I want to finish by taking a look at the weapons with which T’au players can arm their XV8s. I won’t go into detail here — again, see the piece that I linked in the beginning of this article — but I do want to highlight two absolutely killer ways of arming XV8s now we can rely on them shooting straight.
First, let’s take a look at the cyclic ion blaster. This weapon has been a staple on T’au Commanders for a good few years, and it’s easy to see why. It’s an absolute powerhouse.
One Crisis Suit armed with three cyclic ion blasters shoots nine shots at 18″. Immediately we can see how valuable the improvements are: weight of fire is usually inaccurate, but not so with Crisis Suits anymore. Of the 9 shots, T’au players could reasonably rely on 8 hits — and that would be a conservative estimate.
Three Crisis Suits, then, could easily yield 24 hits. If the T’au player chooses to overcharge, he’ll have 24 strength 8, AP-1, D3 damage hits. This is getting into unit-destroying territory, and that’s with only three Crisis Suits. We could easily double this output at the cost of one more command point and three more XV8s — the veteran cadre stratagem costs one command point for a three-man unit and two command points for a six-man unit.
When the tournament scene gets going again, I think we’re going to see Crisis Suits armed as above be taken as a supremely effective deepstrike bomb. Keep an eye on Richard Siegler‘s lists. I can well imagine that a player of his caliber will take something that looks like this.
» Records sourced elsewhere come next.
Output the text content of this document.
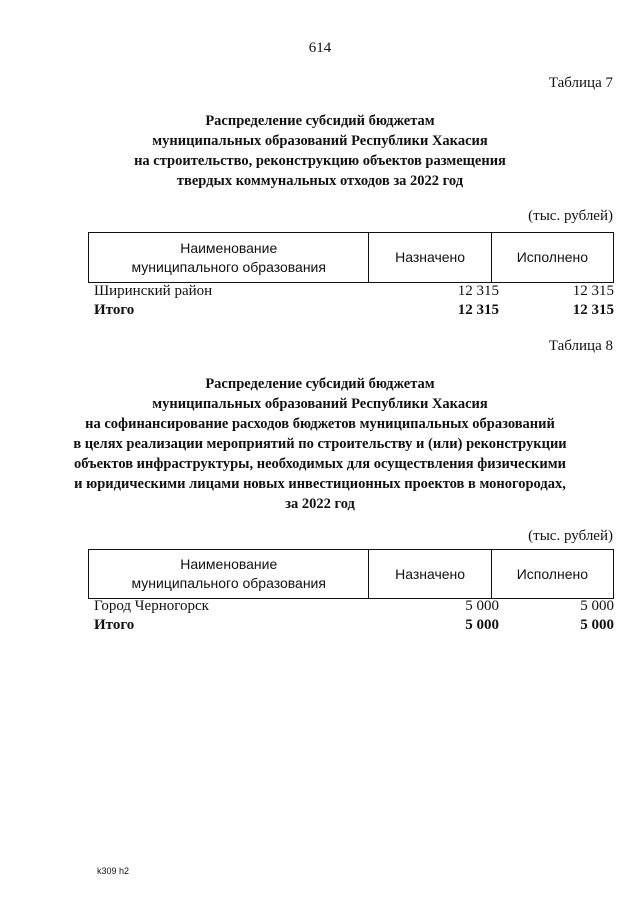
614
Таблица 7
Распределение субсидий бюджетам
муниципальных образований Республики Хакасия
на строительство, реконструкцию объектов размещения
твердых коммунальных отходов за 2022 год
(тыс. рублей)
Наименование
муниципального образования
	Назначено	Исполнено
Ширинский район	12 315	12 315
Итого	12 315	12 315
Таблица 8
Распределение субсидий бюджетам
муниципальных образований Республики Хакасия
на софинансирование расходов бюджетов муниципальных образований
в целях реализации мероприятий по строительству и (или) реконструкции
объектов инфраструктуры, необходимых для осуществления физическими
и юридическими лицами новых инвестиционных проектов в моногородах,
за 2022 год
(тыс. рублей)
Наименование
муниципального образования
	Назначено	Исполнено
Город Черногорск	5 000	5 000
Итого	5 000	5 000
k309 h2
Second, with the new custom Sept traits we’re seeing many more missile pods hit the table, and while the Enclaves aren’t able to take advantage of the hardened warhead trait, there still plenty of reason to outfit Crisis Suits with three missile pods.
Three Crisis Suits each armed with three missile pods could easily yield a full house of hits with the stratagems I’ve mentioned. 18 missile pod hits is nothing to sniff at. With strength 7, AP-1, and D3 damage, missile pods are a very effective tool in the T’au arsenal. Moreover, with a range of 36″, T’au players could handily run a Crisis team as a backfield pseudo-artillery unit while taking advantage of their newly acquired accuracy.
In terms of points, three XV8s each armed with three cyclic ion blasters runs to 234 points. Three XV8s each armed with three missile pods runs to 207 points.
With the upgrades that The Greater Good has provided, I think both of these units are an absolute steal.
Crisis Suits are back — and it’s going to be great to see this classic T’au unit get some play again. They’ve been out in the cold for far too long.